Mark Hominick looks to jump into the WEC’s upper echelon with a win over Leonard Garcia this Thursday.
Just like teammate and business partner Sam Stout, Mark Hominick is a “young veteran.”
Nicknamed “The Machine,” the Thamesford, Ontario native is only 28 years old, but has been competing in the cage for the better part of the last decade. Despite having faced some of the top featherweights in the world over that time, it hasn’t been until his recent run of success in the WEC that Hominick has started to get the attention of the MMA community.
Returning to the organization after an eighteen-month layoff that saw a number of fights fall by the wayside, Hominick has earned back-to-back stoppages over Bryan Caraway and Yves Jabouin, setting up his biggest fight to date. Fresh off his Fight of the Year front-runner with Chan Sung Jung, Leonard Garcia will step in with Hominick this Thursday night, hoping to impede his progress.
“This is one of those fights that take me to the next level,” says Hominick while taking a break from his training at the TapouT Training Center with coach Shawn Tompkins. “Leonard has been to the top of that mountain; he’s fought for that title, he’s put on countless fights in the WEC that people will always remember, especially his last one with Jung. He’s one of the big names in the WEC and to have a win over him would be huge.”
This was a fight Hominick asked for, lobbying to face the Greg Jackson trainee shortly after putting away long-time rival Yves Jabouin at WEC 49. Calling out an opponent, especially one as dangerous as Garcia, puts some added pressure on Hominick to succeed, but he welcomes the challenge.
“Shawn was saying earlier in the week, `You asked for this, so you’ve got to perform now,’” Hominick says. “And that’s the thing: I’m ready, willing and able right now. Training has gone well, I’ve been out here in Vegas for about six weeks and I’m ready to rock.
“These are the kind of fights I perform best in,” continued Hominick, pointing to his previous success under the spotlight in the UFC, Affliction and as the co-main event last time out in Edmonton. “I like that pressure, and if you want to be fighting for the title, that’s when you have to perform.”
After struggling to a 5-4 record early in his career fighting for TKO and UCC in Montreal, Hominick has gone 13-4 over his last 17 fights, with two of those losses coming to Top 10-ranked Japanese star Hatsu Hioki. Hominick believes he’s just starting to hit his prime.

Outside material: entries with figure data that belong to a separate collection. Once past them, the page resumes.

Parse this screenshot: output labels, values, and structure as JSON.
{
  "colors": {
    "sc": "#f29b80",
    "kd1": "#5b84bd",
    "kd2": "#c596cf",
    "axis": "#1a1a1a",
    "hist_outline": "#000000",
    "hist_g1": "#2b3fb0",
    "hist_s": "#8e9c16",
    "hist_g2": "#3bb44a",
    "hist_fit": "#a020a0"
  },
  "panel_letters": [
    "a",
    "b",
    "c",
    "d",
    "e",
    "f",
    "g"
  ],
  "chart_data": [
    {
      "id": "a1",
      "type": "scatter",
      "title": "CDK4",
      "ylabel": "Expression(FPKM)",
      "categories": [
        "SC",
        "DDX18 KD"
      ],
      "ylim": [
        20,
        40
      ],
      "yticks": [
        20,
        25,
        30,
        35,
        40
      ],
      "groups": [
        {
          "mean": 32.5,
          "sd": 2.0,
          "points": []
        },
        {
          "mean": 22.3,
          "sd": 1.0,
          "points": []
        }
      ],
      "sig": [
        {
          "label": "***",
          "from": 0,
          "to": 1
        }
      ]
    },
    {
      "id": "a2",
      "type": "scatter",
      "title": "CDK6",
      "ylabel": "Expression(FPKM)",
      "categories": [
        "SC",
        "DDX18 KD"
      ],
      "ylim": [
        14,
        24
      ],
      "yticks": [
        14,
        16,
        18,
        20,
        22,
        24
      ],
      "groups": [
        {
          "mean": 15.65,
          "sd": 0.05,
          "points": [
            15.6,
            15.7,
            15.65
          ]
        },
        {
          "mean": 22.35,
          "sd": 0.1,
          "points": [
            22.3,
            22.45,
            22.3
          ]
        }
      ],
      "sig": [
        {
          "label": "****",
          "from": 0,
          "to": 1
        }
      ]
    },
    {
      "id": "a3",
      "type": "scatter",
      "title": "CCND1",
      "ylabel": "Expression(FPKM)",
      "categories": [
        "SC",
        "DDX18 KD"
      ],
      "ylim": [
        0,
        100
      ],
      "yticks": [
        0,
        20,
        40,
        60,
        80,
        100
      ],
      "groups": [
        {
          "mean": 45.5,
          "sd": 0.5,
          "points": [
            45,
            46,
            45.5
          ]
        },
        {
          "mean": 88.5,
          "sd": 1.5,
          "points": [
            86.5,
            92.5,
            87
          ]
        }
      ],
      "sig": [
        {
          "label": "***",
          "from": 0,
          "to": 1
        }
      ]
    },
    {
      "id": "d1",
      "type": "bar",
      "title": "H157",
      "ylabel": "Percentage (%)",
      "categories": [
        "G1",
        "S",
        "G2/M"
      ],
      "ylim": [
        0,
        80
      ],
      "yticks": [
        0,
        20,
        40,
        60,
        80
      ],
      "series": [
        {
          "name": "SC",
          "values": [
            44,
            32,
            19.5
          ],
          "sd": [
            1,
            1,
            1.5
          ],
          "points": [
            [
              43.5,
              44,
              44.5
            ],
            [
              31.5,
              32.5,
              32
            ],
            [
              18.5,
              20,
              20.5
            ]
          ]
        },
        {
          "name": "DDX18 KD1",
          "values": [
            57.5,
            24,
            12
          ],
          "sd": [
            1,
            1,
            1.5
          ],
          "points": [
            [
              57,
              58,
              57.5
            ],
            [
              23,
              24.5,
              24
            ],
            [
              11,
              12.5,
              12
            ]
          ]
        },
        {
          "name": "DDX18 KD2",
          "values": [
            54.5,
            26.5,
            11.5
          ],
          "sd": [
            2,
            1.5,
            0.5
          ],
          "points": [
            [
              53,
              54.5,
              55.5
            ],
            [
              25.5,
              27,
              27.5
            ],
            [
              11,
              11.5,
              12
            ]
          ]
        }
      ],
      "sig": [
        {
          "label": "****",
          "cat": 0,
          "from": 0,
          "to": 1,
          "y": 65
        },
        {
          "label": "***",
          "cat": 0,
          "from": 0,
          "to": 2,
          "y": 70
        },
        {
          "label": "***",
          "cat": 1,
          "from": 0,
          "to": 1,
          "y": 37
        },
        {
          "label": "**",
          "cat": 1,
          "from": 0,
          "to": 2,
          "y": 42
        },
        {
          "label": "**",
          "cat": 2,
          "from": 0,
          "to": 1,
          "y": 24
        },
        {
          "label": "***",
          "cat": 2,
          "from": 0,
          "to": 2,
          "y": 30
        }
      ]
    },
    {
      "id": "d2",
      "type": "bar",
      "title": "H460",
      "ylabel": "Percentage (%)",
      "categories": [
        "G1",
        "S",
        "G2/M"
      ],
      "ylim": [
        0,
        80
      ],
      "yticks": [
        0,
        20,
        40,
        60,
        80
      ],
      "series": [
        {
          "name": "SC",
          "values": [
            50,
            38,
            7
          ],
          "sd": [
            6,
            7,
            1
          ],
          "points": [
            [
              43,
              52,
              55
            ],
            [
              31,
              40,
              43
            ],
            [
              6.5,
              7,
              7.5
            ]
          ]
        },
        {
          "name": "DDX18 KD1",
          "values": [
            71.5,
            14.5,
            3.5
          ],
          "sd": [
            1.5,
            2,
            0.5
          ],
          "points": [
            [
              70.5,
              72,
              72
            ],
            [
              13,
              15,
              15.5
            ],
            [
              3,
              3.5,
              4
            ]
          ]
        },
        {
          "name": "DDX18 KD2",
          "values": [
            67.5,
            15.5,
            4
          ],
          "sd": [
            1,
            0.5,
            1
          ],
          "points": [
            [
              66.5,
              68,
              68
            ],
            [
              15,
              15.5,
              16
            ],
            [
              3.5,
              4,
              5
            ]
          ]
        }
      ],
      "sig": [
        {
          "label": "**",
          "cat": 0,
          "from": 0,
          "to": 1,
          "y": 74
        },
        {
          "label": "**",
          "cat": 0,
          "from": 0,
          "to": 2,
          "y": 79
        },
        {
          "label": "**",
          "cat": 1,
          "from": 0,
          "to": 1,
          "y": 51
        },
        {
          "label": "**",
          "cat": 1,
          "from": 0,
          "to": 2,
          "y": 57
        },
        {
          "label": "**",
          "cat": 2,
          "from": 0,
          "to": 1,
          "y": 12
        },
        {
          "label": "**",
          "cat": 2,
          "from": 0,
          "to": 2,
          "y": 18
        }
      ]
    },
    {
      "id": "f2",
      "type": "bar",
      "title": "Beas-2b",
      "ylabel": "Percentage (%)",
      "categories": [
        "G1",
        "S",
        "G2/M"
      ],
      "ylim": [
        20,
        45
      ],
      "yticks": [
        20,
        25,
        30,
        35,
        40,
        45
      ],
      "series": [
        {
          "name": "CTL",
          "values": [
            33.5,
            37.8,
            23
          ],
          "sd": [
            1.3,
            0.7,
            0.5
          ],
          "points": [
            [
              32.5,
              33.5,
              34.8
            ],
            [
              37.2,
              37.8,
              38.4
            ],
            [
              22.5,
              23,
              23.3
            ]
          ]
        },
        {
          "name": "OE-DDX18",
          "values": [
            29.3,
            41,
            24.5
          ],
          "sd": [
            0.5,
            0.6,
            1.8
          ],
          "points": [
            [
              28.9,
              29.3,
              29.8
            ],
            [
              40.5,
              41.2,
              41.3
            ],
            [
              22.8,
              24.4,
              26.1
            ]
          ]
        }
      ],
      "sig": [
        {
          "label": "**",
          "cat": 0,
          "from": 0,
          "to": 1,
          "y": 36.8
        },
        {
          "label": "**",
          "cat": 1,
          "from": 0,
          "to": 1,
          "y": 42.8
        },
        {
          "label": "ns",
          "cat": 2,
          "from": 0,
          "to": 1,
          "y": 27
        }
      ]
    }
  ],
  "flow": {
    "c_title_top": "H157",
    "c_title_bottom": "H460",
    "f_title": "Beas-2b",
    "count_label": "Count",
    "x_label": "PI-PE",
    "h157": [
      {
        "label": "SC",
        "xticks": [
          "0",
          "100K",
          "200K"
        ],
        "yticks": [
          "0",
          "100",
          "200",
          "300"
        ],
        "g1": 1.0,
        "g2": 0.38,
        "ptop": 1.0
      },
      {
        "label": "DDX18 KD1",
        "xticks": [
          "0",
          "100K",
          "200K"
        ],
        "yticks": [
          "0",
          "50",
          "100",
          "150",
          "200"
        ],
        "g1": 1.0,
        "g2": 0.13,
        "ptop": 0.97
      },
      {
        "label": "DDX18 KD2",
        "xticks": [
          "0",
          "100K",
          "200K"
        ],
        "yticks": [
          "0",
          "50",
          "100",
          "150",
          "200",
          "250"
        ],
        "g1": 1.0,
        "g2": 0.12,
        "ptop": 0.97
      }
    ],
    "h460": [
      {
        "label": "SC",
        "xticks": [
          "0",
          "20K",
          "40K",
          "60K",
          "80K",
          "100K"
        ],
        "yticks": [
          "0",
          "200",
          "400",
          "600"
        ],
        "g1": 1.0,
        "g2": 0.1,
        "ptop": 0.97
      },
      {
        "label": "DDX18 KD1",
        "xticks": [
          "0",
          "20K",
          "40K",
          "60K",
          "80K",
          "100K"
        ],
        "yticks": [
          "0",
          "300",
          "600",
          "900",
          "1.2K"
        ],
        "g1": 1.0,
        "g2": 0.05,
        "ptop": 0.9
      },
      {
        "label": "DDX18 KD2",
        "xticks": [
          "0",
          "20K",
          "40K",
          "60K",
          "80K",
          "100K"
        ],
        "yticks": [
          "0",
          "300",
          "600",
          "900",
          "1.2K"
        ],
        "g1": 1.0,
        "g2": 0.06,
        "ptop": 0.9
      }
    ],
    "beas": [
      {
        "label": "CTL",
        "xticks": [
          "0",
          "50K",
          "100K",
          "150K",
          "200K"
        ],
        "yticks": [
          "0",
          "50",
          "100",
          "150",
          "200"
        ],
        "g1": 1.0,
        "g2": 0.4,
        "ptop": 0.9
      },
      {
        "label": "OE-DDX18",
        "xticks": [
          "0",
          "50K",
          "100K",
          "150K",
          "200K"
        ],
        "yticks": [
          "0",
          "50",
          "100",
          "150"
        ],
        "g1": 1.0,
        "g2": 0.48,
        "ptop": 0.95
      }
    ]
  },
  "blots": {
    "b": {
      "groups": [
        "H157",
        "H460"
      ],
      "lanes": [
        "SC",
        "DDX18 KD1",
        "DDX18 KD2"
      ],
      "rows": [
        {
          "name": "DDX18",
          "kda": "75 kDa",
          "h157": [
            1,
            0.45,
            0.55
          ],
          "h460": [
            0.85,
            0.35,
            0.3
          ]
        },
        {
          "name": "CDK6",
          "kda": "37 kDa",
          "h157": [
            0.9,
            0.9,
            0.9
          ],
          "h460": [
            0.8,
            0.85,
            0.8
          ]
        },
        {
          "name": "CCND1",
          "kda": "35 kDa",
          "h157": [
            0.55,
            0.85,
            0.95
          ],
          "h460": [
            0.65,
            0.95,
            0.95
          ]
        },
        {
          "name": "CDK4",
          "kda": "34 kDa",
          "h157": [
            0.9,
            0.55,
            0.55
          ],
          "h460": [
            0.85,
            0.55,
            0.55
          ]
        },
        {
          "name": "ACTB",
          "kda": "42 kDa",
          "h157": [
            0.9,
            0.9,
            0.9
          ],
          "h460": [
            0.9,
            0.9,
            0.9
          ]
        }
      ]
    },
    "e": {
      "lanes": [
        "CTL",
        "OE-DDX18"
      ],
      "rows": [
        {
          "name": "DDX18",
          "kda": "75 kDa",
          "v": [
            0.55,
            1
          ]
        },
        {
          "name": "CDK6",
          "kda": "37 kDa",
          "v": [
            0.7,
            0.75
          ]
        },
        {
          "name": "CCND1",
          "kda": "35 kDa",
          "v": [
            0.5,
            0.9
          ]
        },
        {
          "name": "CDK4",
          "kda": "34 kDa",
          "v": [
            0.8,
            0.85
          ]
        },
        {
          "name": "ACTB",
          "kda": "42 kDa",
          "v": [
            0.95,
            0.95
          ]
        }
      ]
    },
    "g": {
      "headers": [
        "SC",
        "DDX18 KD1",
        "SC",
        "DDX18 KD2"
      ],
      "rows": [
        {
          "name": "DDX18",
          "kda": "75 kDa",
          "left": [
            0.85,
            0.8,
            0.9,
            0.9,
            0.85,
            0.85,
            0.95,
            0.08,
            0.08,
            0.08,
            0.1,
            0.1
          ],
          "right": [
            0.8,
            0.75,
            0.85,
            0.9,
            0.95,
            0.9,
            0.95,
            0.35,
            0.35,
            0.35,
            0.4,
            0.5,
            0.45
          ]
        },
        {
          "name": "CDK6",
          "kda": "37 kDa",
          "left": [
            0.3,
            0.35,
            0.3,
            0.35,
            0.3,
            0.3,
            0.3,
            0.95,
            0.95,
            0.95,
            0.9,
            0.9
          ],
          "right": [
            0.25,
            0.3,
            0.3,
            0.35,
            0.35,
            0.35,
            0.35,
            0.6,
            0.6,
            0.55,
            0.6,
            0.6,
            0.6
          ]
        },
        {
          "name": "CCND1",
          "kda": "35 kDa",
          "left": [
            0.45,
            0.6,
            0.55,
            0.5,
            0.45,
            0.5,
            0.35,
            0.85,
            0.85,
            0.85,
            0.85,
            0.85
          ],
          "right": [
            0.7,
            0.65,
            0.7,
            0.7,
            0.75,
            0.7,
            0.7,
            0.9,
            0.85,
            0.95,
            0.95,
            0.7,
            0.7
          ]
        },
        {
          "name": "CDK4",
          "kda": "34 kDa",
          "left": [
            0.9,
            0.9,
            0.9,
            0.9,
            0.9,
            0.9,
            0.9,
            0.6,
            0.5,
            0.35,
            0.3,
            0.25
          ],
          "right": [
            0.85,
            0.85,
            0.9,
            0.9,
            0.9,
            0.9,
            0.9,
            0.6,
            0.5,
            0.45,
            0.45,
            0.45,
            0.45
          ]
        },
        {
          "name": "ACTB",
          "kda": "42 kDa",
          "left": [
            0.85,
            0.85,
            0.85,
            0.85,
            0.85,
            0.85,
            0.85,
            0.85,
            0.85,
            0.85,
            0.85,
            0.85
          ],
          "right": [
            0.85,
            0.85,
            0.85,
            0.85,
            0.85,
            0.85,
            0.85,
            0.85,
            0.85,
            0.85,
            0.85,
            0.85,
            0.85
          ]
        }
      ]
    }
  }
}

“I always said even when I was coming up fighting, I always thought that you came into your prime between 28 and 30 and obviously that’s where I’m at now. It’s just like this sport – you have to be constantly learning, and I’m starting to reach the potential I always believed I could reach.”
Hominick could take another step forward in his development with a third-consecutive straight win in what is sure to be an exciting meeting with the popular Garcia.
While there is no mystery surrounding the former title challenger’s approach once the cage door closes, Hominick has shown a diverse skill set since beginning his second tour of duty with the WEC last January. He showed impressive jiu-jitsu skills against Bryan Caraway, catching the wrestler in an armbar/triangle choke. His bout with Yves Jabouin was a top-flight kickboxing display.
One thing that was featured in both fights was the patented Mark Hominick victory celebration – a series of push-ups done in the center of the cage.
“It happened after my second pro fight,” Hominick says with a laugh. “There was a bit of bad blood with a team we fought against in Quebec. They were saying how their guy was basically going to walk through me because I was just a kid and whatnot. I just dropped down and started doing push-ups as if to say, `I just ran through you and I’m still ready to go through whoever you’ve got next.’ It was a spur of the moment thing that became patented. I guess that’s why they call me The Machine.”
After nearly a decade as a fighter, Hominick is finally being mentioned amongst the best featherweights in the world, and a victory should propel him into the upper echelon of the division.
Unlike the horrible Terminator sequel, this is one “Rise of The Machine” that you don’t want miss.